Устроившемуся под многострадальным охранным кленом Александру Витольдовичу оставалось лишь уповать на то, что скорый рассвет разгонит мрак и в его мыслях. Невинная шутка девочки, или, как нынче было принято говорить, троллинг, выбила из колеи в разы сильнее ожидаемого. Тысячи читаных книг по педагогике успокаивающе бубнили в сознании мантру: «Ничего страшного, для подростков это нормально, одна из первых стадий принятия авторитета, не о чем волноваться». Однако внутри все протестовало. Перед глазами до сих пор стояла Пандора в рубашке с чужого, явно мужского, плеча и звучало ее насмешливое: «Ничего не поделаешь, встретила в интернате одного юношу.

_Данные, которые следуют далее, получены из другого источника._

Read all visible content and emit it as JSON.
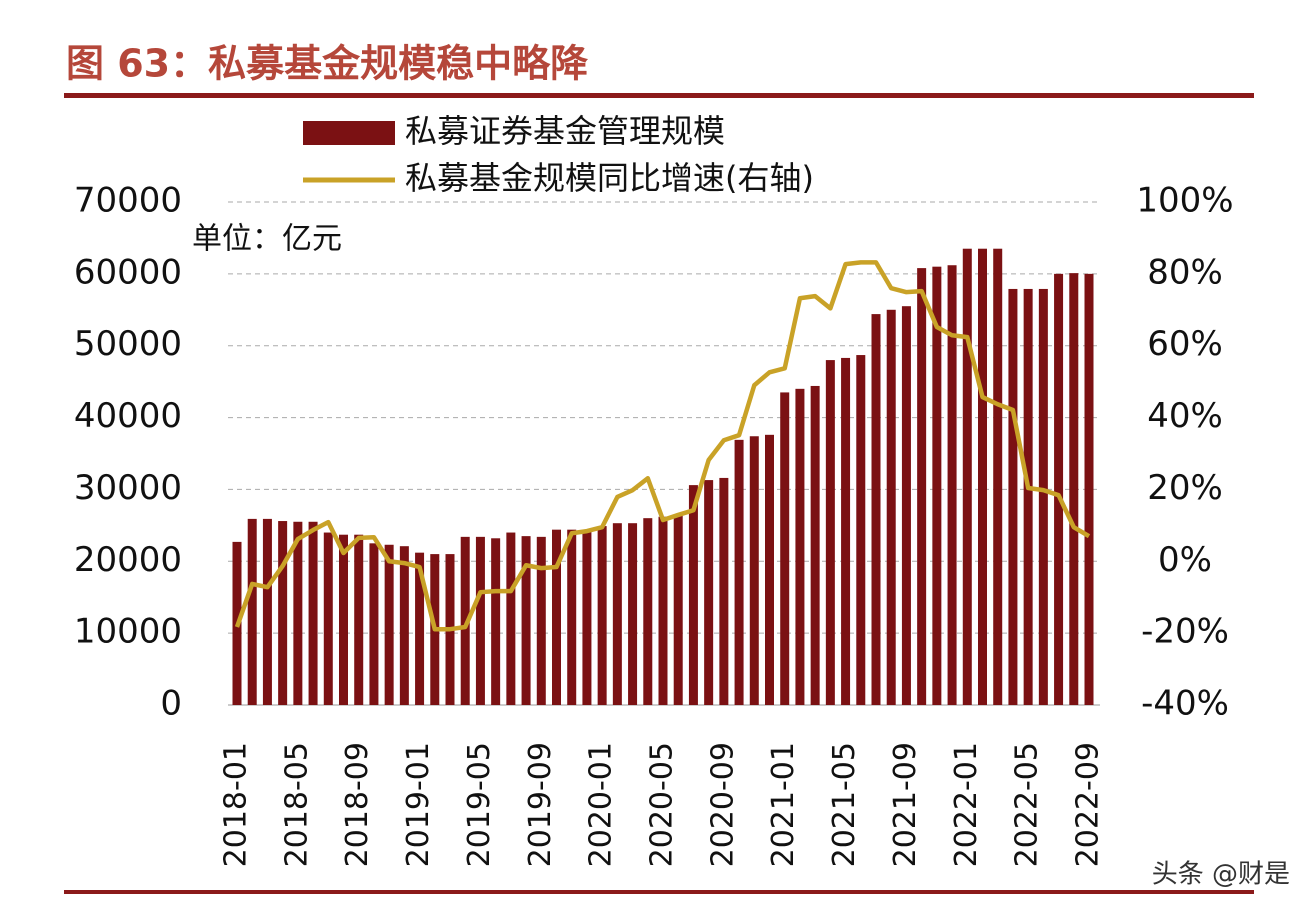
{
  "chart_data": {
    "type": "bar",
    "title": "图 63：私募基金规模稳中略降",
    "unit_label": "单位：亿元",
    "watermark": "头条 @财是",
    "categories": [
      "2018-01",
      null,
      null,
      null,
      "2018-05",
      null,
      null,
      null,
      "2018-09",
      null,
      null,
      null,
      "2019-01",
      null,
      null,
      null,
      "2019-05",
      null,
      null,
      null,
      "2019-09",
      null,
      null,
      null,
      "2020-01",
      null,
      null,
      null,
      "2020-05",
      null,
      null,
      null,
      "2020-09",
      null,
      null,
      null,
      "2021-01",
      null,
      null,
      null,
      "2021-05",
      null,
      null,
      null,
      "2021-09",
      null,
      null,
      null,
      "2022-01",
      null,
      null,
      null,
      "2022-05",
      null,
      null,
      null,
      "2022-09"
    ],
    "series": [
      {
        "name": "私募证券基金管理规模",
        "type": "bar",
        "color": "#7b1113",
        "values": [
          22700,
          25900,
          25900,
          25600,
          25500,
          25500,
          24000,
          23700,
          23700,
          22500,
          22300,
          22100,
          21200,
          21000,
          21000,
          23400,
          23400,
          23200,
          24000,
          23500,
          23400,
          24400,
          24400,
          24400,
          24900,
          25300,
          25300,
          26000,
          26200,
          26400,
          30600,
          31300,
          31600,
          36900,
          37400,
          37600,
          43500,
          44000,
          44400,
          48000,
          48300,
          48700,
          54400,
          55000,
          55500,
          60800,
          61000,
          61200,
          63500,
          63500,
          63500,
          57900,
          57900,
          57900,
          60000,
          60100,
          60000
        ]
      },
      {
        "name": "私募基金规模同比增速(右轴)",
        "type": "line",
        "axis": "y2",
        "color": "#c9a227",
        "values": [
          -18.3,
          -6.3,
          -7.2,
          -1.3,
          6.2,
          8.7,
          10.9,
          2.3,
          6.5,
          6.7,
          0,
          -0.5,
          -1.6,
          -18.9,
          -18.9,
          -18.3,
          -8.6,
          -8.3,
          -8.3,
          -1.1,
          -1.9,
          -1.6,
          7.8,
          8.4,
          9.5,
          17.9,
          19.8,
          23.1,
          11.5,
          12.9,
          14.2,
          28.2,
          33.7,
          35.1,
          49,
          52.6,
          53.7,
          73.2,
          73.8,
          70.4,
          82.7,
          83.2,
          83.2,
          76,
          74.9,
          75.2,
          65.2,
          62.9,
          62.4,
          45.7,
          43.7,
          42.1,
          20.4,
          19.8,
          18.4,
          9.5,
          7
        ]
      }
    ],
    "ylim": [
      0,
      70000
    ],
    "yticks": [
      0,
      10000,
      20000,
      30000,
      40000,
      50000,
      60000,
      70000
    ],
    "y2lim": [
      -40,
      100
    ],
    "y2ticks": [
      {
        "value": -40,
        "label": "-40%"
      },
      {
        "value": -20,
        "label": "-20%"
      },
      {
        "value": 0,
        "label": "0%"
      },
      {
        "value": 20,
        "label": "20%"
      },
      {
        "value": 40,
        "label": "40%"
      },
      {
        "value": 60,
        "label": "60%"
      },
      {
        "value": 80,
        "label": "80%"
      },
      {
        "value": 100,
        "label": "100%"
      }
    ],
    "grid": true
  }
}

Искра, буря, безумие». Репа клялся и божился, что речь шла всего-навсего о Ганбате, сошлись они исключительно на интересе к вокалу одного далекого иностранца, и опасаться хозяину нечего, но…
При свойственной вампирам абсолютной бесполости Ганбата Богданович все-таки мнил себя парнем, со стороны воспринимался так же и, в отличие от некоторых заядлых садоводов, обладал умением располагать к себе по щелчку пальцев – это Пень понимал. Где гарантии, что девушка не падет жертвой широкой улыбки наследника патриарха? Грудь княжича продолжала болеть почти каждый день, и сей симптом Александр хотел бы считать определенным успехом, но чего ждать в будущем? Какова истинная причина этой боли – первая стадия исцеления или, напротив, жалобная реакция умирающего на малую толику лекарства? Слишком много неопределенности было в ситуации, а никаких книг по недоинициированным лешим у старьевщика, а значит, и в мире просто-напросто не существовало. Только по педагогике. Старые и, чего уж тут скрывать, не слишком внушающие доверие.
Когда-то на все рассказы о суженых – предначертанных судьбой возлюбленных – Сашка только хмыкал: тоже мне, велика проблема. Теперь же он испытал неведомую силу на себе и понимал: совладать с ней нельзя. С самого прибытия Пандоры накатила странная эйфория. Как он смутно припоминал, обычно одной мысли о холоде хватало, чтобы надолго испортить день. Стало иначе – Александр начал бояться не за себя, а за это смешное и немного нелепое создание. Вдруг замерзнет, не укутавшись как следует? Он, конечно, приготовил несколько добротных тулупчиков и дубленку, хорошенько украсил их вышивкой, дабы девице понравилось, но что насчет шубы? Хорошей, теплой, по любой погоде мягкой и греющей? К примеру, из бедоклыка. Двух-трех шкур самцов вполне хватит, Лес близко, в охоте он сведущ…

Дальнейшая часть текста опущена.